The global energy crisis will deepen
Capital continues to flee fossil fuels and there are no alternatives today
Fossil fuels remain the primary source of energy for the World, with little else registering on a global chart despite trillions of money squandered on so-called “renewables”. Everyone should think about these data from the International Energy Agency (IEA).
Consumption of coal, natural gas and oil has continued to rise throughout the past few decades while left-wing leaders have vilified fossil fuels and claimed the world would “transition” to “renewables” like wind and solar. That seems ludicrous in context.
Under relentless attack by Joe Biden in United States, Justin Trudeau in Canada and a plethora of their ilk abroad and scattered throughout the halls of left-wing organizations like the United Nations, oil & gas companies have slashed capital budgets. Estimated 2020 capital outlays by oil & gas companies of about US$450 billion are a 17% drop from 2019. The curbs on capital spending by oil & gas companies are broadly based and range from a modest 10% to almost 60%.
The dire outlook was predictable and is manifesting itself in crippling energy costs in Europe and United Kingdom, with a combination of declining output and some curtailment of supply from Russia creating a full-blown crisis. Forecasting oil & gas supply is not complex - decline rates are well known across all major reservoirs and capital efficiency data (capital efficiency is the approximate cost to add one barrel of oil equivalent per day) are similarly subject to ready analysis. With output of about 100 million barrels a day and a global decline rate of about 6% enough capital must be spent annually to replace 6 million barrels a day of oil. At a capital efficiency of $20,000 (most operators would be delighted with such a result) US$120 billion of capital expenditure is needed to stand still. The number are illustrative. The fact is that the US$450 billion of capital outlays in 2020 saw no increase in output and by most estimates a decline.

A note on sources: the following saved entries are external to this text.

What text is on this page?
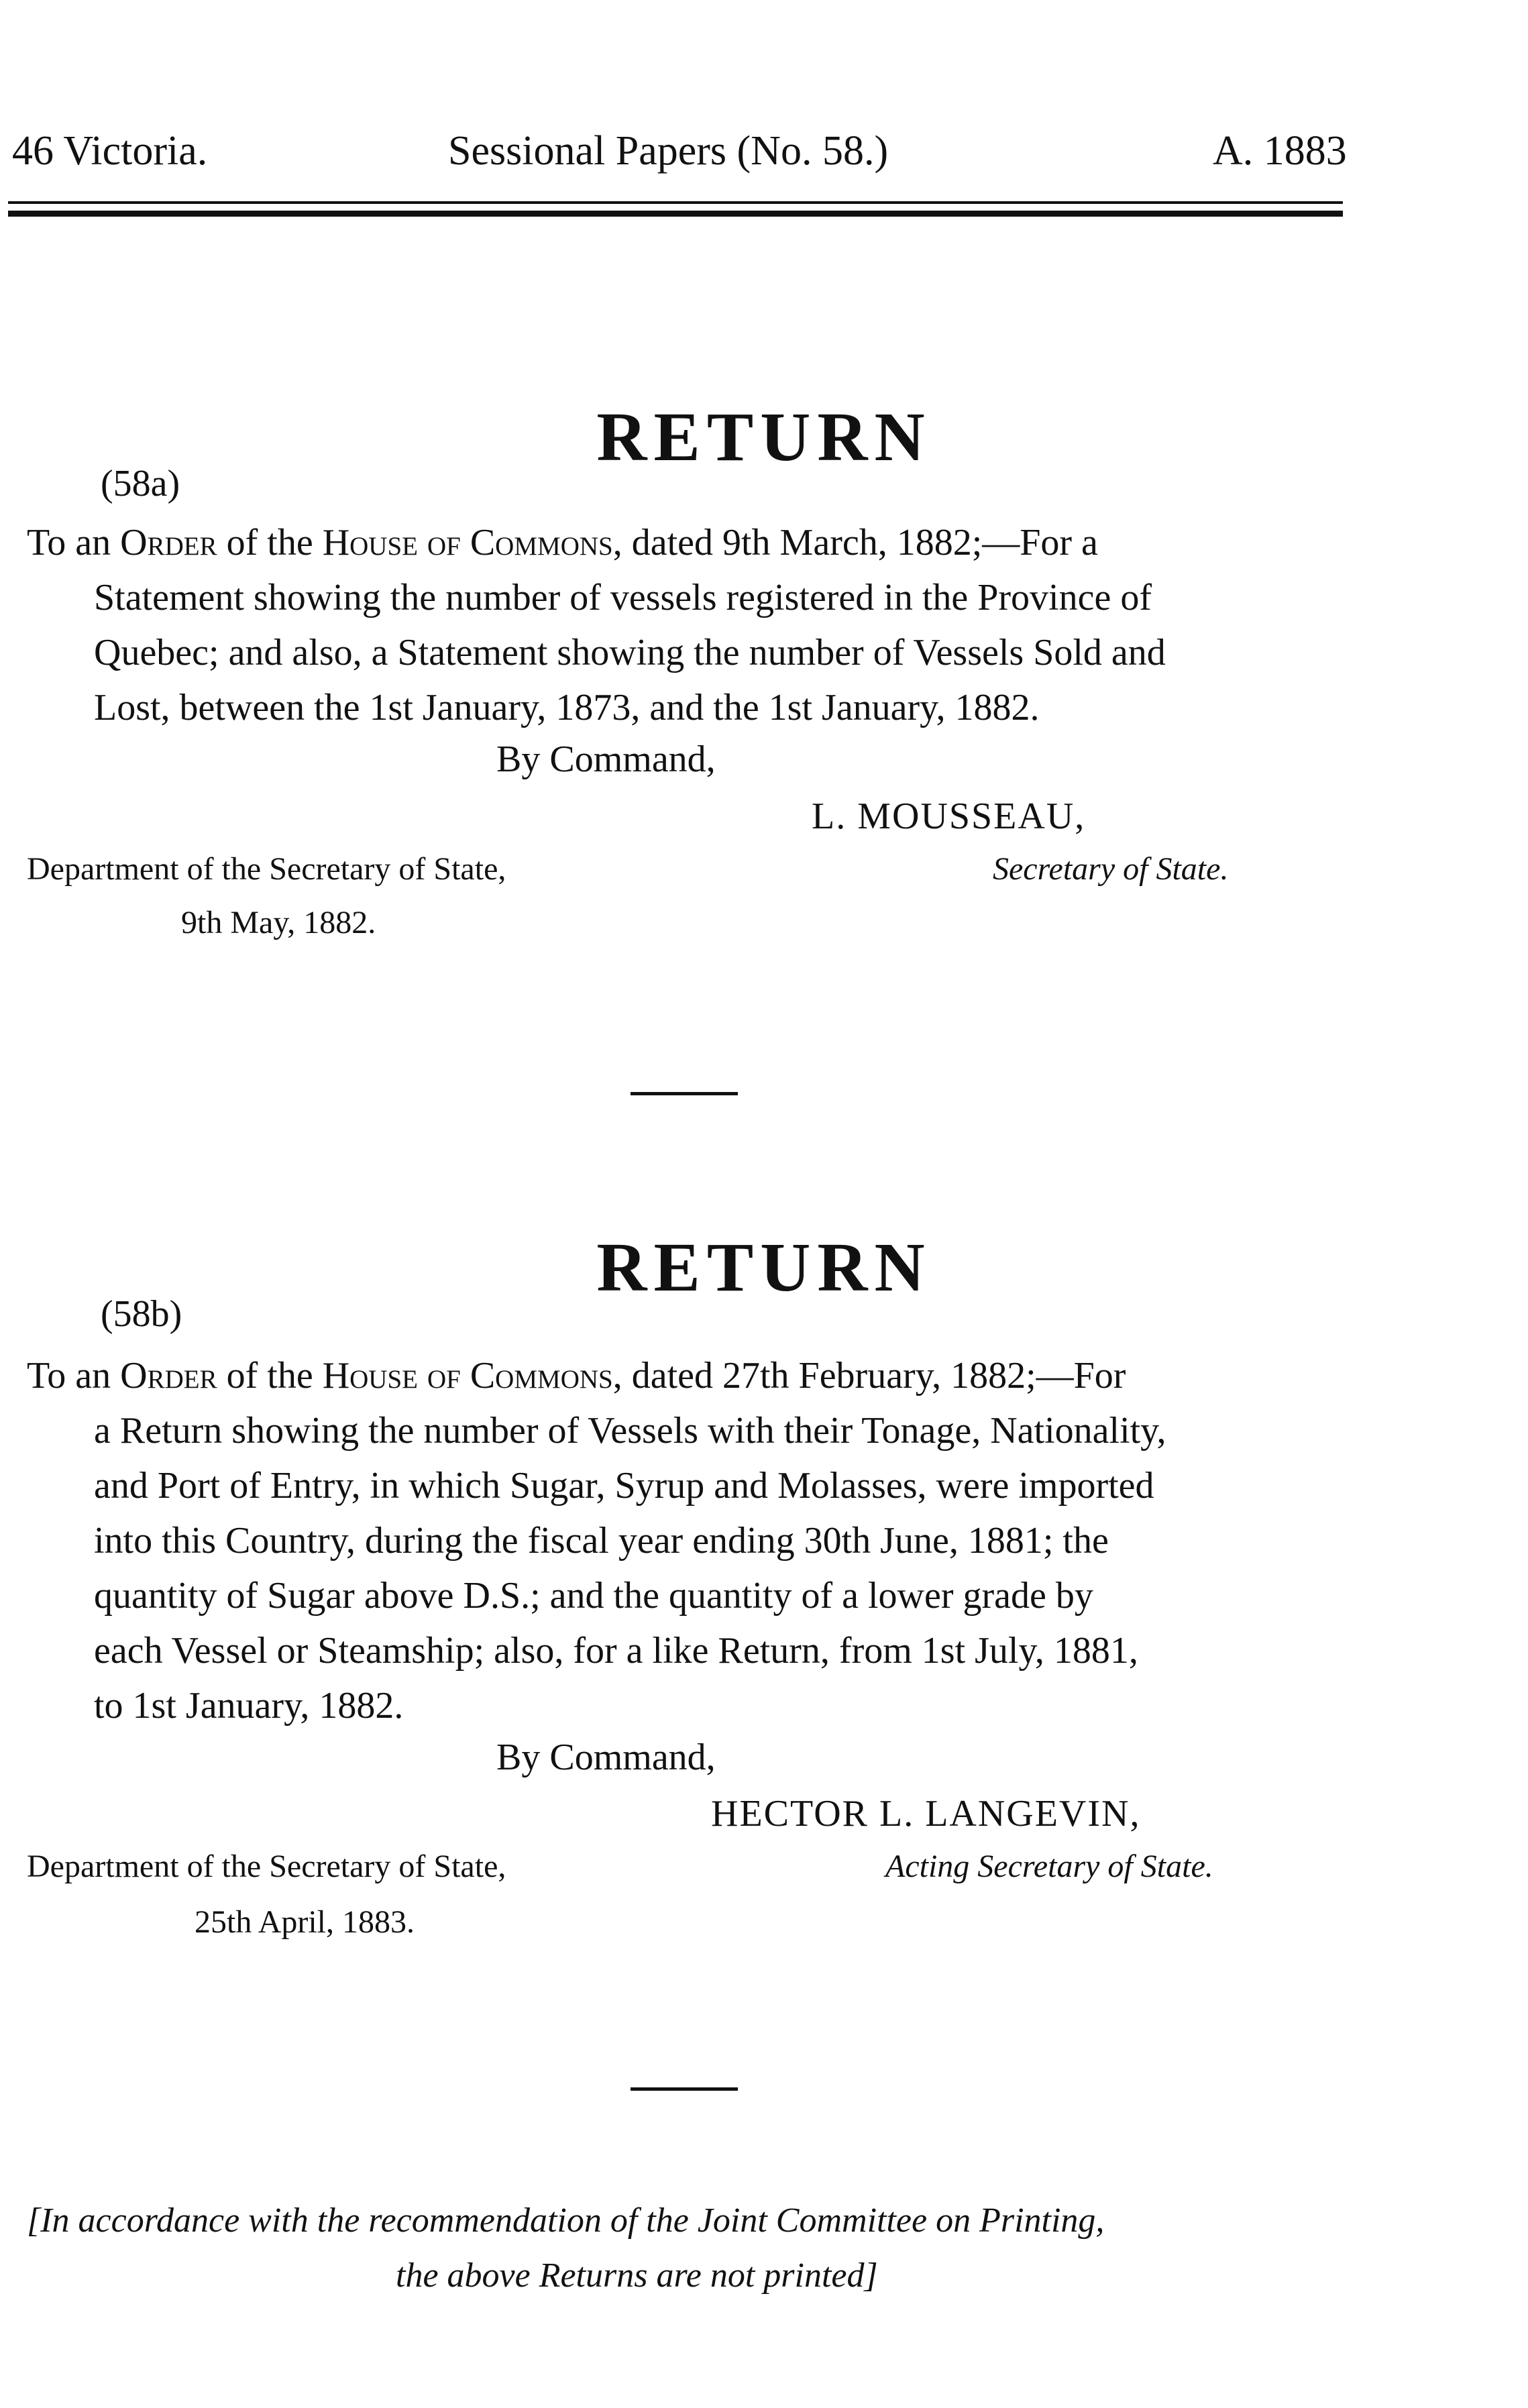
46 Victoria.	Sessional Papers (No. 58.)	A. 1883
RETURN
(58a)
To an Order of the House of Commons, dated 9th March, 1882;—For a
Statement showing the number of vessels registered in the Province of
Quebec; and also, a Statement showing the number of Vessels Sold and
Lost, between the 1st January, 1873, and the 1st January, 1882.
By Command,
L. MOUSSEAU,
Secretary of State.
Department of the Secretary of State,
9th May, 1882.
RETURN
(58b)
To an Order of the House of Commons, dated 27th February, 1882;—For
a Return showing the number of Vessels with their Tonage, Nationality,
and Port of Entry, in which Sugar, Syrup and Molasses, were imported
into this Country, during the fiscal year ending 30th June, 1881; the
quantity of Sugar above D.S.; and the quantity of a lower grade by
each Vessel or Steamship; also, for a like Return, from 1st July, 1881,
to 1st January, 1882.
By Command,
HECTOR L. LANGEVIN,
Acting Secretary of State.
Department of the Secretary of State,
25th April, 1883.
[In accordance with the recommendation of the Joint Committee on Printing,
the above Returns are not printed]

Declining output combined with rising demand has inescapable results - growing shortages and higher prices. Throw in the Ukraine war and a problem becomes a crisis. In United Kingdom, natural gas prices have risen to the equivalent of US$300 to US$500 a barrel over the past year and households often have to choose between food and home heating. This winter will be brutal for Brits.
Desperate for more fossil fuels, Biden went on bended knee to Saudi Arabia to beg for higher production and quickly learned OPEC had little spare capacity. German leader Sholz came to Canada to ask Trudeau for LNG to ease their crisis and Trudeau told him “there was no business case” for LNG from Canada. How would Trudeau know whether there was a business case or not? He has never run a business, knows virtually nothing about economics, and is deluded by his belief that CO2 causes climate change. He seems to prefer the destruction of lives and livelihoods today to the common sense answer - drill baby drill. Canada and United States have the resources to solve the global energy shortage by expanding oil & gas production but refuse to do so claiming “climate change” is a greater threat at some future point than starvation or freezing this winter are right now. Absurd nonsense. CO2 is demonstrably harmless.
Absent a change in American or Canadian policy, European pleas for help will become outright begging and the economies of European countries will pay the price for institutional stupidity. Canada and United States are trading countries and they too will suffer as their European customers weaken.
Who benefits? China, who embraces coal and keeps using more oil. India, who embraces fossil fuels and nuclear. Russia, whose foreign exchange reserves have offset sanctions through Russia selling less oil & gas but at higher prices. North Korea, who sensibly relies on mitigation and adaptation to any extreme weather caused by CO2 or otherwise.
It is amusing and disturbing that Biden and Trudeau’s policies strengthen our international adversaries and weaken our allies, and Trudeau thumbs his nose at their requests for help. Is it possible to formulate worse foreign policy? Likely not.
For investors, face the obvious. Investments in fossil fuels will pay dividends and investments in stocks dependent on economic growth will underperform until common sense returns to the halls of Washington and Ottawa. In the meantime, if you have stocks like CNQ, TOU, SU, CVE, SDE, BIR, PEY, PNE, ARX, CJ, TVE, NVA or BNE in your portfolio you may be pleasantly surprised in an otherwise dismal outlook for this winter.
In the UK, the reality of what lies ahead, is only BEGINNING to sink-in.
Give it a few weeks....
We've been catapulted into Third World status overnight - I'm angry!
Meanwhile Europe's industries are shuttering.
Nord Stream 1 is now completely shut off - with no prospect of reopening any time soon.
I own everything on that list except TOU, PNE & CJ.